Monday, October 21, 2013

MY DAD TOLD ME TO MY FACE THAT I DESERVED TO HAVE MS!
Hi! I'm Angela and I've written 7 more columns for you. Click on my photo on the far left side of this page to read them all please. 

My Column today is about a very personal and hurtful subject for me to talk about: BETRAYAL!

Wow! Where does one even begin with this topic? I mean—no one—absolutely no one wants to be betrayed by anyone. Especially—by ones own flesh and blood.

That’s right. My own father has betrayed me. There have been several occasions. And,each one hurt worse than the last one. He never seems to support me in any aspect of my life. He’s very critical of me. He is not perfect by any means. No one is! And, yet one would think he was the best person in the world. Talk about self confidence.

When I was diagnosed, I was married to my ex. We were having martial issues at the time. MS added more to the plate.

During that time, I was going to counseling. I went for 4 ½ years. Before and after diagnoses. After stressful thinking, weight loss, deep depression and sleep deprivation—I knew it was over. I never talked to my Mom or Dad about the struggles we were going through. I mean I didn't go into depth. Every marriage has their ups and downs. I didn't want to bother them with the details. It was our business. Right? Well—my ex didn't take things as well. It was like a see saw. One day he was okay with it –then the next day he wasn't.

One day my ex had taken my journal from my dresser. I was at work and he took it to my father! He felt the need to make me look like the bad guy--I assume.

My Dad immediately sided with my ex. He said I was just like my slut mother. My Dad told me to my face that I deserved to have MS.

 For one, I never cheated on my husband! NEVER! He was hurt and I am guessing wanted to have a ‘reason’ why I was leaving. There was no other man. I just wanted to go. That’s it! But, back to my father—he placed judgment on me. He automatically referred me to my mother. Didn't talk to me for 2 ½ years. I don’t want to say too much more. My life is like a fucking drama movie! Christ! All of that happened 2001. Things are different now. I am remarried. I have two kids. As for my Dad, I am once again not on talking terms with him. This time it’s the fucking evil step-monster of a bitch! That’s another story I will tell another day.  

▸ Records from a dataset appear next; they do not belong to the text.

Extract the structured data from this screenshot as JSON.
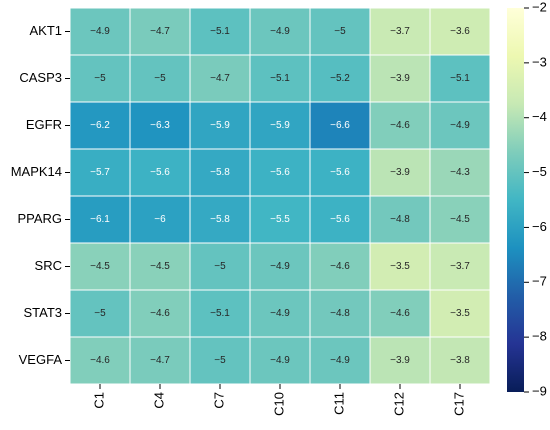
{
  "chart_data": {
    "type": "heatmap",
    "x_categories": [
      "C1",
      "C4",
      "C7",
      "C10",
      "C11",
      "C12",
      "C17"
    ],
    "y_categories": [
      "AKT1",
      "CASP3",
      "EGFR",
      "MAPK14",
      "PPARG",
      "SRC",
      "STAT3",
      "VEGFA"
    ],
    "values": [
      [
        -4.9,
        -4.7,
        -5.1,
        -4.9,
        -5,
        -3.7,
        -3.6
      ],
      [
        -5,
        -5,
        -4.7,
        -5.1,
        -5.2,
        -3.9,
        -5.1
      ],
      [
        -6.2,
        -6.3,
        -5.9,
        -5.9,
        -6.6,
        -4.6,
        -4.9
      ],
      [
        -5.7,
        -5.6,
        -5.8,
        -5.6,
        -5.6,
        -3.9,
        -4.3
      ],
      [
        -6.1,
        -6,
        -5.8,
        -5.5,
        -5.6,
        -4.8,
        -4.5
      ],
      [
        -4.5,
        -4.5,
        -5,
        -4.9,
        -4.6,
        -3.5,
        -3.7
      ],
      [
        -5,
        -4.6,
        -5.1,
        -4.9,
        -4.8,
        -4.6,
        -3.5
      ],
      [
        -4.6,
        -4.7,
        -5,
        -4.9,
        -4.9,
        -3.9,
        -3.8
      ]
    ],
    "value_labels": [
      [
        "−4.9",
        "−4.7",
        "−5.1",
        "−4.9",
        "−5",
        "−3.7",
        "−3.6"
      ],
      [
        "−5",
        "−5",
        "−4.7",
        "−5.1",
        "−5.2",
        "−3.9",
        "−5.1"
      ],
      [
        "−6.2",
        "−6.3",
        "−5.9",
        "−5.9",
        "−6.6",
        "−4.6",
        "−4.9"
      ],
      [
        "−5.7",
        "−5.6",
        "−5.8",
        "−5.6",
        "−5.6",
        "−3.9",
        "−4.3"
      ],
      [
        "−6.1",
        "−6",
        "−5.8",
        "−5.5",
        "−5.6",
        "−4.8",
        "−4.5"
      ],
      [
        "−4.5",
        "−4.5",
        "−5",
        "−4.9",
        "−4.6",
        "−3.5",
        "−3.7"
      ],
      [
        "−5",
        "−4.6",
        "−5.1",
        "−4.9",
        "−4.8",
        "−4.6",
        "−3.5"
      ],
      [
        "−4.6",
        "−4.7",
        "−5",
        "−4.9",
        "−4.9",
        "−3.9",
        "−3.8"
      ]
    ],
    "zlim": [
      -9,
      -2
    ],
    "zticks": [
      {
        "value": -2,
        "label": "−2"
      },
      {
        "value": -3,
        "label": "−3"
      },
      {
        "value": -4,
        "label": "−4"
      },
      {
        "value": -5,
        "label": "−5"
      },
      {
        "value": -6,
        "label": "−6"
      },
      {
        "value": -7,
        "label": "−7"
      },
      {
        "value": -8,
        "label": "−8"
      },
      {
        "value": -9,
        "label": "−9"
      }
    ],
    "colormap": [
      "#081d58",
      "#253494",
      "#225ea8",
      "#1d91c0",
      "#41b6c4",
      "#7fcdbb",
      "#c7e9b4",
      "#edf8b1",
      "#ffffd9"
    ]
  }
}
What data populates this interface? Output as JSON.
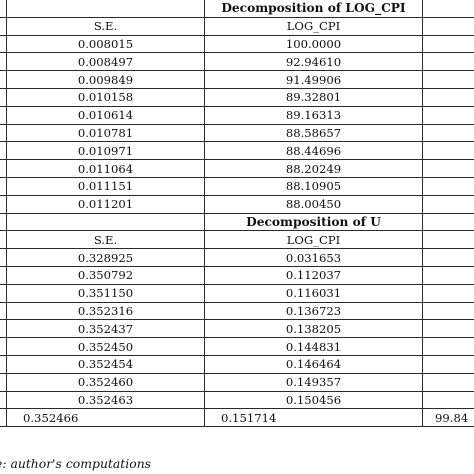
{
  "panel1": {
    "decomposition_title": "Decomposition of LOG_CPI",
    "se_header": "S.E.",
    "var_header": "LOG_CPI",
    "rows": [
      {
        "se": "0.008015",
        "value": "100.0000"
      },
      {
        "se": "0.008497",
        "value": "92.94610"
      },
      {
        "se": "0.009849",
        "value": "91.49906"
      },
      {
        "se": "0.010158",
        "value": "89.32801"
      },
      {
        "se": "0.010614",
        "value": "89.16313"
      },
      {
        "se": "0.010781",
        "value": "88.58657"
      },
      {
        "se": "0.010971",
        "value": "88.44696"
      },
      {
        "se": "0.011064",
        "value": "88.20249"
      },
      {
        "se": "0.011151",
        "value": "88.10905"
      },
      {
        "se": "0.011201",
        "value": "88.00450"
      }
    ]
  },
  "panel2": {
    "decomposition_title": "Decomposition of U",
    "se_header": "S.E.",
    "var_header": "LOG_CPI",
    "rows": [
      {
        "se": "0.328925",
        "value": "0.031653"
      },
      {
        "se": "0.350792",
        "value": "0.112037"
      },
      {
        "se": "0.351150",
        "value": "0.116031"
      },
      {
        "se": "0.352316",
        "value": "0.136723"
      },
      {
        "se": "0.352437",
        "value": "0.138205"
      },
      {
        "se": "0.352450",
        "value": "0.144831"
      },
      {
        "se": "0.352454",
        "value": "0.146464"
      },
      {
        "se": "0.352460",
        "value": "0.149357"
      },
      {
        "se": "0.352463",
        "value": "0.150456"
      }
    ],
    "last_row": {
      "se": "0.352466",
      "value": "0.151714",
      "extra": "99.84"
    }
  },
  "source_note": "e: author's computations"
}
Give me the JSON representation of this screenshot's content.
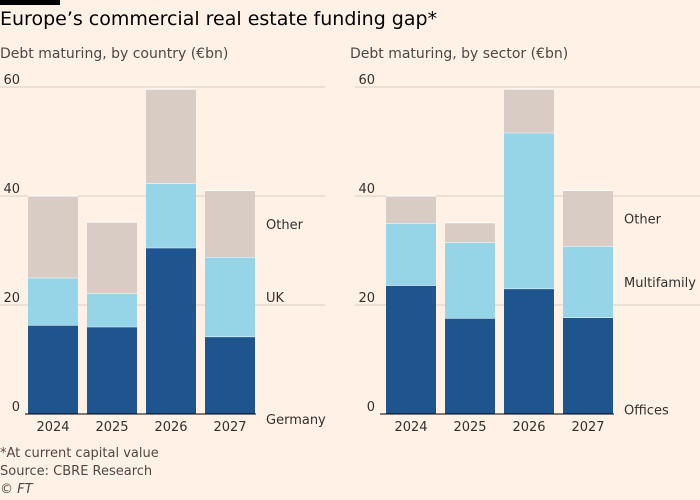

Thursday, October 10, 2013

My current poison is Paxil! It makes me feel all dried up! I can't seem to cry anymore

MS and Antidepressants are two peas in a pod. MS is not only a cause of depression, but the disease modifying drugs are as well. That is if one chooses to take them. Me, on hand prefers not to take the DMD's. I mean who wants to fuck up their livers by taking these drugs in the hope your disease--which is slow already--doesn't get worse. I don't. MS gives us enough shit to worry about.


But, I want to focus on one things today--depression. 

Depression and MS is a given. So most of us are forced to take an antidepressant. Myself--I have been battling depression for a long time and have tried several prescriptions. My current poison is Paxil. That's right I said poison. I have been doing great except one thing.

The other day I was sharing with my friend Stan Swartz and The Angels--how I feel all dried up! I just can't seem to cry anymore. I mean I have certain things that make me emotional, but nothing like I use to before antidepressants. Shit! I can't even cry for myself anymore. So when I get upset about having MS--I just get pissed off and I can't cry! Like I said, "I'm all dried up!"

Tuesday, October 8, 2013

Angela Mayhew-Groves, Columnist: When I was diagnosed with R/R MS, my parents didn’t get upset. The first reaction from them both was—“You didn’t get that from my side!”


When I was diagnosed with R/R MS, my parents didn’t get upset. The first reaction from them both was—“You didn’t get that from my side!” I was in a daze and didn’t really care what their reactions were. Nor did I care about my friends reactions. All I could do was focus on my own. 

I was devastated. I was scared, angry and very sad. I had a million things going through my head. For instance; would I die young? Am I going to see my children grow up? Will I see them get married and have children? There was so much on my plate that honestly a bomb could’ve gone off and I wouldn’t have cared. 

Presently, things have calmed down. I am a stronger woman because of this ugly disease.

I don’t take things for granted and I don’t tolerate any bullshit. If someone is toxic I stay away.
When one has MS we have to ‘try’ to keep the stress down. Stress likes to wake up the fucking Monster! We can’t have that. 

For a long time I thought I was the only one with MS. I mean I lived almost 13 years thinking I was the ONLY one. I knew that couldn’t be. I was right! 

Last month, an aunt and her daughter—were BOTH diagnosed with MS! Imagine that!? Now that makes 3 of us with MS! 


Oh—and Dad—you lose! It’s from YOUR side! I really don’t give a shit where I got MS. I am just happy to know that I am not alone.

Thank you Angels and Stan for being part of my life!